Note that this is a very different question from whether taxing capital gains at a high rate hurts economic growth. Many economists think it does, but that effect would reduce revenue by lowering the price at which assets are sold, not making them less likely to be sold in the first place. The latter is a different effect whose existence is much less controversial.

David Kamin, a professor of tax law at NYU and a former economic adviser to President Obama, notes in a recent paper, "The Joint Committee on Taxation and Treasury both assume that the revenue-maximizing rate for capital gains revenue ranges from 28 to 32 percent."

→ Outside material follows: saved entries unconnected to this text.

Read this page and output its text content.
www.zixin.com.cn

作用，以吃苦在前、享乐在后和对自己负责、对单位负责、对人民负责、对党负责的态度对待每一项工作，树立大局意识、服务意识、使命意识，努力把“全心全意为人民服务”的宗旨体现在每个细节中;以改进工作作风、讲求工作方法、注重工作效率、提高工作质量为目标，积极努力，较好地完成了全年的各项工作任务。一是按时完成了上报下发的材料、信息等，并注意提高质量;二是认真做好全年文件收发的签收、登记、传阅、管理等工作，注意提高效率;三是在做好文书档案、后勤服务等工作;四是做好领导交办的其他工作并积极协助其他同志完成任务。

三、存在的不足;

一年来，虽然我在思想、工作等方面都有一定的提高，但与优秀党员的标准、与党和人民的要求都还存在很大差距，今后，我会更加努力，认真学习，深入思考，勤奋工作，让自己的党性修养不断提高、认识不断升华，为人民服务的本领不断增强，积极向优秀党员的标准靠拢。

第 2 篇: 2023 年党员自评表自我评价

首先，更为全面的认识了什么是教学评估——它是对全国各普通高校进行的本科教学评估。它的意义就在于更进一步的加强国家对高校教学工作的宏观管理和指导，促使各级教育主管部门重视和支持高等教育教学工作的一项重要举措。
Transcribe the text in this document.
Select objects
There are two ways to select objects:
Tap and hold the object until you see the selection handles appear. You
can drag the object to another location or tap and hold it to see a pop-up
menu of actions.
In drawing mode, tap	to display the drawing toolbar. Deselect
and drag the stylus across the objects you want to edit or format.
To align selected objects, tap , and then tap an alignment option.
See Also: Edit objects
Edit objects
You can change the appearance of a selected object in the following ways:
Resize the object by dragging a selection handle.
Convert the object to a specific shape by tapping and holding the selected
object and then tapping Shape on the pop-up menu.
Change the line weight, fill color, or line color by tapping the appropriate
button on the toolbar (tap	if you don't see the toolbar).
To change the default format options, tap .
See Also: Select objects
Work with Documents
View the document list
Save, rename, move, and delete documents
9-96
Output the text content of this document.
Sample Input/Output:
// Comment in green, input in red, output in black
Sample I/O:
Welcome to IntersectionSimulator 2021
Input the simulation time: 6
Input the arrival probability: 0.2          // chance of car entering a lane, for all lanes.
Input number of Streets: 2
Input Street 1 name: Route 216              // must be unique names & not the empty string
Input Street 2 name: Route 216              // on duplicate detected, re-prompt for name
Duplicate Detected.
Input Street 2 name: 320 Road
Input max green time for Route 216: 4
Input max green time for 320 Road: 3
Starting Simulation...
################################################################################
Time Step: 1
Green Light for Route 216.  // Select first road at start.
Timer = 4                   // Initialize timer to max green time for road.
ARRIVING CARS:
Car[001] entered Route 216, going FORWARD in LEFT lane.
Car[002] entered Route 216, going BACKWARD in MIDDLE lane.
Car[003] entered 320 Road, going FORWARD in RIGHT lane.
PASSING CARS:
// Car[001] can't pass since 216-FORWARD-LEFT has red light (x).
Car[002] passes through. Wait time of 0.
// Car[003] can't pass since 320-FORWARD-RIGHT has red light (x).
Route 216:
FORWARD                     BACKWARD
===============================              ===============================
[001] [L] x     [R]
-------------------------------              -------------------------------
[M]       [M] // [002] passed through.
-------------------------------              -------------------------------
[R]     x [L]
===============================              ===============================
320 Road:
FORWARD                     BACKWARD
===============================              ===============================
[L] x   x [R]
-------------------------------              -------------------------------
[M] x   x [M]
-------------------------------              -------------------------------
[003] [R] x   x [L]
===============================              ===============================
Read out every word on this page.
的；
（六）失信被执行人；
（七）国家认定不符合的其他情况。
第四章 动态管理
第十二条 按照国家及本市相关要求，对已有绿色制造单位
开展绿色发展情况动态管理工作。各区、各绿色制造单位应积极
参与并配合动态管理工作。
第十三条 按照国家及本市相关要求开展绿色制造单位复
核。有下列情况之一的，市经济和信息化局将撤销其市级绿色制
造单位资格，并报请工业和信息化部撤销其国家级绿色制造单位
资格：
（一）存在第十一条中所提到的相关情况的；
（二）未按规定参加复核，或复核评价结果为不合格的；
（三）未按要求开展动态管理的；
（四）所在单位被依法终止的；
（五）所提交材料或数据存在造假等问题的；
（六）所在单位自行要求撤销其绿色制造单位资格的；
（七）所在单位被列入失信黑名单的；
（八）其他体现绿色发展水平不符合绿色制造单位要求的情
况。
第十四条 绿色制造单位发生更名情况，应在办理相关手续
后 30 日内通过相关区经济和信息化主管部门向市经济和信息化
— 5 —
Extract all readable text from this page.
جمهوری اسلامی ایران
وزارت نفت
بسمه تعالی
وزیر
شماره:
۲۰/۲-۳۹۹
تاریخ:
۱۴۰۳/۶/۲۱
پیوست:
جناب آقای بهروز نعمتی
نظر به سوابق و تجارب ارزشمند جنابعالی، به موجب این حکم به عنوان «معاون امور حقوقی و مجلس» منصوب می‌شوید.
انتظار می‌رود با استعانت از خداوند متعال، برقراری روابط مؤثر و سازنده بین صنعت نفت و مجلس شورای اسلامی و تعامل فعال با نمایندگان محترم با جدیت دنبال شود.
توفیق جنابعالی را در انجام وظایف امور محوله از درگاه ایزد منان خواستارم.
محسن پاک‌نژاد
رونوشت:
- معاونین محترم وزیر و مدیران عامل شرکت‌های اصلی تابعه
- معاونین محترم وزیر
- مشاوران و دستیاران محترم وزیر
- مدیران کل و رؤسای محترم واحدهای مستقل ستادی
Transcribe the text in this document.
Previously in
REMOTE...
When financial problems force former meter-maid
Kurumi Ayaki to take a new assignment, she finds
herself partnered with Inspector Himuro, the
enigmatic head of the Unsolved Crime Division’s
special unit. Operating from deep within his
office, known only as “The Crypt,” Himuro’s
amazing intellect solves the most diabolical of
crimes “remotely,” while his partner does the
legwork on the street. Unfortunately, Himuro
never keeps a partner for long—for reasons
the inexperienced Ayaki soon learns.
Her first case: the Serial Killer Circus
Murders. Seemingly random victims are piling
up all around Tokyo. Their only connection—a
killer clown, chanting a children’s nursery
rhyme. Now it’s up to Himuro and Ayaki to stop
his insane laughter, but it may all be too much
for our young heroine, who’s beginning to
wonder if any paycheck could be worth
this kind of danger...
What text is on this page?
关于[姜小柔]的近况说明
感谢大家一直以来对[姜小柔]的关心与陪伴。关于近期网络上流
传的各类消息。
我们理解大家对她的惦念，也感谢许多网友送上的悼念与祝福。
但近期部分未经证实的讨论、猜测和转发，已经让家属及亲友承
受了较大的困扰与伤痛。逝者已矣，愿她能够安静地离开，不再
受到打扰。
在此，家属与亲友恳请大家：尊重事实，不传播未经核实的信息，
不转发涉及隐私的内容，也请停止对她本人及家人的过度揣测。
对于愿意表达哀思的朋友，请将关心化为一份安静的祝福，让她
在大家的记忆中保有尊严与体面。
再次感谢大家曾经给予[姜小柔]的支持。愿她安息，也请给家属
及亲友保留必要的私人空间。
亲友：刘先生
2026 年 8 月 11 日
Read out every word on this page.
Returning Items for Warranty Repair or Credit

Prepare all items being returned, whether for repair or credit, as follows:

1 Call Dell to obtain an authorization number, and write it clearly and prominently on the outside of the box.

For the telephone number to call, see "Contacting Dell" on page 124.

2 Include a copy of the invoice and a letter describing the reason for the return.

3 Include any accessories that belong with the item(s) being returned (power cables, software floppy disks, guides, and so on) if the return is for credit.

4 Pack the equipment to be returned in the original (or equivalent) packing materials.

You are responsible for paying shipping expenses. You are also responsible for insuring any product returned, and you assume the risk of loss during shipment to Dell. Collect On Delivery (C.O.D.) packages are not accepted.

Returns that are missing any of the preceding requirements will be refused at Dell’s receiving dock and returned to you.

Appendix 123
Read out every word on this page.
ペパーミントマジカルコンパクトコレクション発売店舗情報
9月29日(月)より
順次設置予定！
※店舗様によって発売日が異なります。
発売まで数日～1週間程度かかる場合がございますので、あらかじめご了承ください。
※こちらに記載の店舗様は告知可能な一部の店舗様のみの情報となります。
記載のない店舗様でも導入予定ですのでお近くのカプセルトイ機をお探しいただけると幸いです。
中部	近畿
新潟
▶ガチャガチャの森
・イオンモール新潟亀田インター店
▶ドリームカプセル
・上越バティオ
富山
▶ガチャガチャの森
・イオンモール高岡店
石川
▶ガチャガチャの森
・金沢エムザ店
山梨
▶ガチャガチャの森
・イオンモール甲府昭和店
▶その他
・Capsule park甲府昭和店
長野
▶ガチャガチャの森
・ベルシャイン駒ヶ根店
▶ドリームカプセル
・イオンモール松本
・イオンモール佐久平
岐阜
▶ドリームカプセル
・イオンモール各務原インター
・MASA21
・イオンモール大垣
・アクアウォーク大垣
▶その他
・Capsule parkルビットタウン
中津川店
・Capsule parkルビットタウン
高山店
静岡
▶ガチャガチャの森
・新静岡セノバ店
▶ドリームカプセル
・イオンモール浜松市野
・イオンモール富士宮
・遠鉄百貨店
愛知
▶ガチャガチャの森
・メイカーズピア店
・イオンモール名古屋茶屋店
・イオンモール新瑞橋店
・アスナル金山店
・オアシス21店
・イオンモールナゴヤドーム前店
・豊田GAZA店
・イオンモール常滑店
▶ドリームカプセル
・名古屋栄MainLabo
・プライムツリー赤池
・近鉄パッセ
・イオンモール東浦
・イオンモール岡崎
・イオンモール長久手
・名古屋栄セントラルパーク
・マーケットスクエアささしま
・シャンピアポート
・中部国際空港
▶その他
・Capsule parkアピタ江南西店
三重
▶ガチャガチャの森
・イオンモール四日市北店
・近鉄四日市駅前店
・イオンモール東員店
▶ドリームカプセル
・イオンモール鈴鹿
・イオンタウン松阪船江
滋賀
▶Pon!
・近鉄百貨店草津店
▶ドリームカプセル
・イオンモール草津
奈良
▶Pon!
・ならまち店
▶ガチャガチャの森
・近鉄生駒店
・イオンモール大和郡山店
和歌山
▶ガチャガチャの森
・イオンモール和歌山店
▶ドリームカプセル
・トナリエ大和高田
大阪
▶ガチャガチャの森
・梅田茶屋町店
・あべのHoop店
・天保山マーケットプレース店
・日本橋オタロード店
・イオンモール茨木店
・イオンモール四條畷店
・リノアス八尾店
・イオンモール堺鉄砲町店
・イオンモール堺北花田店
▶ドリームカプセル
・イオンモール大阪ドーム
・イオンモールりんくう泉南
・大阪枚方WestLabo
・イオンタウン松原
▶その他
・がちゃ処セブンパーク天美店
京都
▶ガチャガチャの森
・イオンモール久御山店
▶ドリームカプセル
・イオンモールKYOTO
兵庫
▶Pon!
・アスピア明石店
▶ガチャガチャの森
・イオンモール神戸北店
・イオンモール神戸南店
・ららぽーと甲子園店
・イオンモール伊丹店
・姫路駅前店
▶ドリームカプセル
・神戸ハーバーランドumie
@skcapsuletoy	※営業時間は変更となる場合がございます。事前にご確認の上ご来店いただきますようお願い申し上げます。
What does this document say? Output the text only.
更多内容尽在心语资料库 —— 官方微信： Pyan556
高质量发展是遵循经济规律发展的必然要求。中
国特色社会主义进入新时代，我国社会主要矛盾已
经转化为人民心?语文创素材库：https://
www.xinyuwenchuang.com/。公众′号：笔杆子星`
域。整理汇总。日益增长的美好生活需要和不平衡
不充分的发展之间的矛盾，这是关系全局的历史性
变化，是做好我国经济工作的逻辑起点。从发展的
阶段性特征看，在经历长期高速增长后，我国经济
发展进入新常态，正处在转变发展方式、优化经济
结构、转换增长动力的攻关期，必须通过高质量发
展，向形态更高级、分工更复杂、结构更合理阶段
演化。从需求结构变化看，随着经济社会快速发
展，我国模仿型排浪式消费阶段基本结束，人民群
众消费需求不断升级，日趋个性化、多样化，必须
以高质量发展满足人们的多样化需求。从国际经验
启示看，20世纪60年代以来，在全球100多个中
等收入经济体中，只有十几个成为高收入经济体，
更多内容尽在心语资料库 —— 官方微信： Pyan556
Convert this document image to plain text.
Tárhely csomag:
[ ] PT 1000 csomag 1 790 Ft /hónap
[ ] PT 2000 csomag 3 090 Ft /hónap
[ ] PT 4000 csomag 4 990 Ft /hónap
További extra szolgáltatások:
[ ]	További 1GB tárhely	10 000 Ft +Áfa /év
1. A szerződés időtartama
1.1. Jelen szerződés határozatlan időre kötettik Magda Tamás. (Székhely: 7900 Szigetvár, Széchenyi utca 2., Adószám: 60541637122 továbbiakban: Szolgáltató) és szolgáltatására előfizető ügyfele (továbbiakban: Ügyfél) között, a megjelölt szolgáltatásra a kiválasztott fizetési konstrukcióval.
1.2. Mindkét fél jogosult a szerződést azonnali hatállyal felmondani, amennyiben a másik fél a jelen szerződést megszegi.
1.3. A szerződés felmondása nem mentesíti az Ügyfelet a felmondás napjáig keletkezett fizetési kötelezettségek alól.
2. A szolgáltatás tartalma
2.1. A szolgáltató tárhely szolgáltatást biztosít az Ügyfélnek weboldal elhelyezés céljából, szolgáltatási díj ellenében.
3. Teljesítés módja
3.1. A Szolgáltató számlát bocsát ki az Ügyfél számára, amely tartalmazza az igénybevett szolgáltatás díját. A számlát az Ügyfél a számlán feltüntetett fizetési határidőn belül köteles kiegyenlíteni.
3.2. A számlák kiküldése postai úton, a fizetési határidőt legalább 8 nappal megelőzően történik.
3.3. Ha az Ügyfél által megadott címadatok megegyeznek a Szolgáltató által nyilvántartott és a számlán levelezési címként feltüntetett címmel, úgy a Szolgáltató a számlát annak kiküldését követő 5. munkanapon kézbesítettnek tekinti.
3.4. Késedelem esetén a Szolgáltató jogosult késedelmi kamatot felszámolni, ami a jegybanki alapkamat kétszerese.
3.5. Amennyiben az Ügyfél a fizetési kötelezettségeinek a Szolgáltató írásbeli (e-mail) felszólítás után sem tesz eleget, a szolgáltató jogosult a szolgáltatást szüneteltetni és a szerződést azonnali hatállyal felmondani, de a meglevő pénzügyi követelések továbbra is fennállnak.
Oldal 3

That's much, much lower than the 64.2 percent top rate Sanders would enact, and much lower than the 49.2 percent rate he'd impose on many who are currently in the top 23.8 percent bracket.

It seems quite possible, then, that Sanders's plans would spur people owning stocks and other investments to sell them less regularly, reducing tax revenue by enough to offset any gain from the increase in the rate.

One caveat here is that Sanders supports ending "step-up basis," a loophole that means inherited goods that heirs then sell are taxed on the value they gained since the point of inheritance, rather than since the point at which the deceased bought it.

For example, imagine Jane Smith buys a Basquiat painting for $100 in the early 1980s, and then dies in 2010, when the painting is worth $10 million. Her daughter Joan inherits it in 2010 and then sells it in 2016, when it's worth $12 million. Under the current law, Joan would only pay tax on the $2 million in value gained since she inherited it, not the nearly $12 million in value it gained since Jane bought it.

That's not just a big windfall for rich heirs, it's a powerful incentive for people with valuable assets to not sell them and instead give them to their heirs. Repealing this loophole would on the margins make people more willing to sell valuable assets, partially counteracting the effect of Sanders's rate hikes.